Lucky the data was de-identified, right? Wrong. With the increasing number of publicly available datasets, fewer data points are required to relate individual records from different data sets to provide a more detailed record (including filling in the gaps that were created for the de-identification). There are examples all over the world, but the most notable example of re-identified de-identified data was in December 2016 when a team from the University of Melbourne (consisting of Dr Chris Culnane, Dr Benjamin Rubinstein, and Dr Vanessa Teague) did just that. As reported by ZDNet.com:
“The dataset containing historic longitudinal medical billing records of one-tenth of all Australians, approximately 2.9 million people, has been found to be re-identifiable by a team from the University of Melbourne, with information such as child births and professional sportspeople undergoing surgery to fix injuries often made public.”
It is important to note that the team at the University of Melbourne were friendly actors. They are data scientists whose very expertise is to see what can be done. What they found to be possible is alarming and as soon as it was discovered, they notified the Australian Digital Health Agency (ADHA — the government agency administrating Australia’s My Health Record, MHR) who immediately shut off secondary use. In this writer’s view, both the University of Melbourne and ADHA acted appropriately. The Australian government has since introduced legislation to make the re-identification of MHR data illegal. While well-intended, it is unlikely that this will be effective as it is hard to imagine that people who would maliciously re-identify de-identified data would deterred by new laws. Pirates don’t only sail where the law permits.
Also important to note is that with the increasing volume of publicly available data, re-identification isn’t an issue of probability, but inevitability.
Back to the example. The R&D systems are hacked, data is stolen, and patients’ personal data is re-identified. Public relations, reputational, legal, and ethical nightmares ensue. The main right to rage belongs to the data owner and responsive steps are taken. Whatever necessary steps are taken to recover, what will also happen is that the progress made to better the mental health of thousands will be severely hampered, if not lost. Not because data was stolen, but because data was stolen from a custodian whom the owners never really consented to have it in the first place.
The Cambridge Analytica scandal is that Facebook (the data custodian) allowed the data of millions of users to be used without their permission for a purpose they did not agree to. But what if you could get the users to agree to its use? What if the users had consented? Would it be scandalous at all?

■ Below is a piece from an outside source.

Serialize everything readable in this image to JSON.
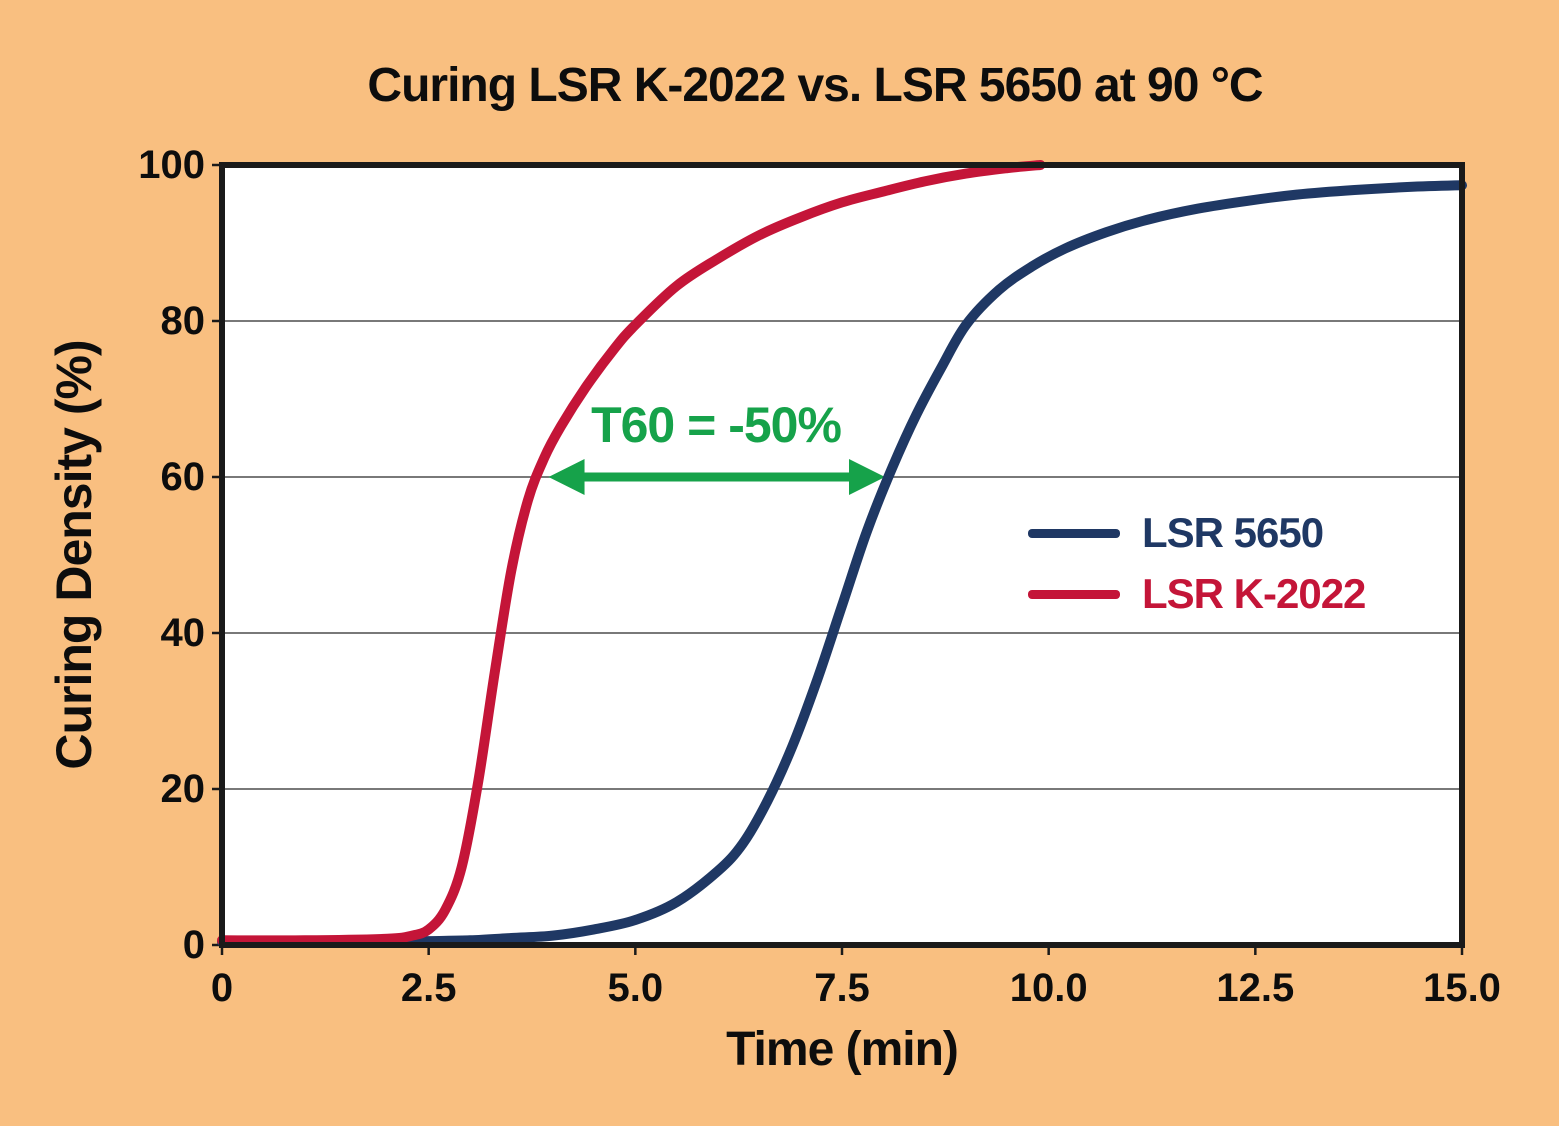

Consented data recognises the data owner and protects the data custodian. Consented data means that the owner assumes the responsibility for each data custodian’s possession (and the user may have even received some portion of the reward for the data transaction), and the primary use custodian — and all other consented custodians — are only at risk to the degree to which they failed to reasonably take steps to protect the data. The doctor continues to treat patients, the R&D organisation continues to work toward societal improvement, and the data pirate is hopefully prosecuted under law.
Data is powerful. Data has potential. Data must be used — but in order for it to be used in the long term for the greater good, however, it must be de-risked. It must be consented.